「それが、あなたの『ほんとう』なのね」
「……あ?」
「最初に出会ったあなたは、もう少し、貴公子だったわ」
「ああ、貴公子、貴公子ねェ……。こうすればいいかい?」

 オリバーは髪をかき上げてにっこりと笑って見せた。それはあの入学式の日の彼のようで、ああ、やはり取り繕っていたのだと思った。それが悪いわけではない。けれど、そうしてだれかを騙そうとしていたのだと、失望にも似た気持ちだった。

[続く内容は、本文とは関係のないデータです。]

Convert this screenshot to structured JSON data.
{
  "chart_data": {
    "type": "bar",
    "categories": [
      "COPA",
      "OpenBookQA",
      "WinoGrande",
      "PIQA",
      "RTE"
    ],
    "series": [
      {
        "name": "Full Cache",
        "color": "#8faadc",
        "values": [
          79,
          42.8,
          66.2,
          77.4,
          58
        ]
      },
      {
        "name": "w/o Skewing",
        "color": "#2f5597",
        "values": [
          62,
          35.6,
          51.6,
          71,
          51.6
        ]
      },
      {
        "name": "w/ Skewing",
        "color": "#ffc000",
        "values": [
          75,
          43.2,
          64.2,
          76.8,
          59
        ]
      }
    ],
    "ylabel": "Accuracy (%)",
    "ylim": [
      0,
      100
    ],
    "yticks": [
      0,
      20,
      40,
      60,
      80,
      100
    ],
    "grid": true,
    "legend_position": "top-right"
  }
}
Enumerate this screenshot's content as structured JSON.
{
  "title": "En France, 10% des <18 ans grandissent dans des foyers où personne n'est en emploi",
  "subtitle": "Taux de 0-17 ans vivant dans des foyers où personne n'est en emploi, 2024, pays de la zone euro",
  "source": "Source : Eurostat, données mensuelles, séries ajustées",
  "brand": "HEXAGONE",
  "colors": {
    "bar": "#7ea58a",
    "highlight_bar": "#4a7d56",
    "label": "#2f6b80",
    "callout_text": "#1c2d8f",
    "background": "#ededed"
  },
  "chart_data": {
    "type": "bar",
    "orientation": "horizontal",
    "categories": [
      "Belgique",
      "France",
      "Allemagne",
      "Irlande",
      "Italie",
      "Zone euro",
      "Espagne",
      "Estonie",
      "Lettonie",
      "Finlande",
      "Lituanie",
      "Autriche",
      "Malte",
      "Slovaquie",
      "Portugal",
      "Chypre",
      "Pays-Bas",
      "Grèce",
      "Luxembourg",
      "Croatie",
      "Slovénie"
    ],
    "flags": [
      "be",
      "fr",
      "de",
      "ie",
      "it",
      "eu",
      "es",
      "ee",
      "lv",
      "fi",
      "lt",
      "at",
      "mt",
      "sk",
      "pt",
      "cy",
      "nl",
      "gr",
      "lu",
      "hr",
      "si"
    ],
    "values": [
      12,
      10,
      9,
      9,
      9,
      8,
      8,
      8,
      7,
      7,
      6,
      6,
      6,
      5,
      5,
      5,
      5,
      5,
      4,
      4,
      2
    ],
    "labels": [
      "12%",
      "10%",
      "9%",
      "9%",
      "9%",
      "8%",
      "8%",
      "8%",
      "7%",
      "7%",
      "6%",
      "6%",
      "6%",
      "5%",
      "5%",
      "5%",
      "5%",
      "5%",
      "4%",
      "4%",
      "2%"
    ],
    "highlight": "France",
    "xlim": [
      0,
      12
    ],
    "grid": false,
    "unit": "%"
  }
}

「そうしないと、君たちは認めないだろう? あの凡庸な王の息子だと……無才の王子だと陰であざ笑って!」

 オリバーはそばにぼうっと突っ立っている使用人を突飛ばした。レインを囲むうちの一人は、何の反応も示さずその場に倒れ込む。

「こいつらも役に立たないな。薬で正気を失わせてるって話だったが……ただ静かなだけじゃないか」

 言って、オリバーはもう一人の使用人も蹴り飛ばし、足蹴にした。それでも何も表情も変えない使用人を、つまらなそうに見る。

 レインは倒れ込む使用人の胸を確認した。大丈夫、生きている、上下している。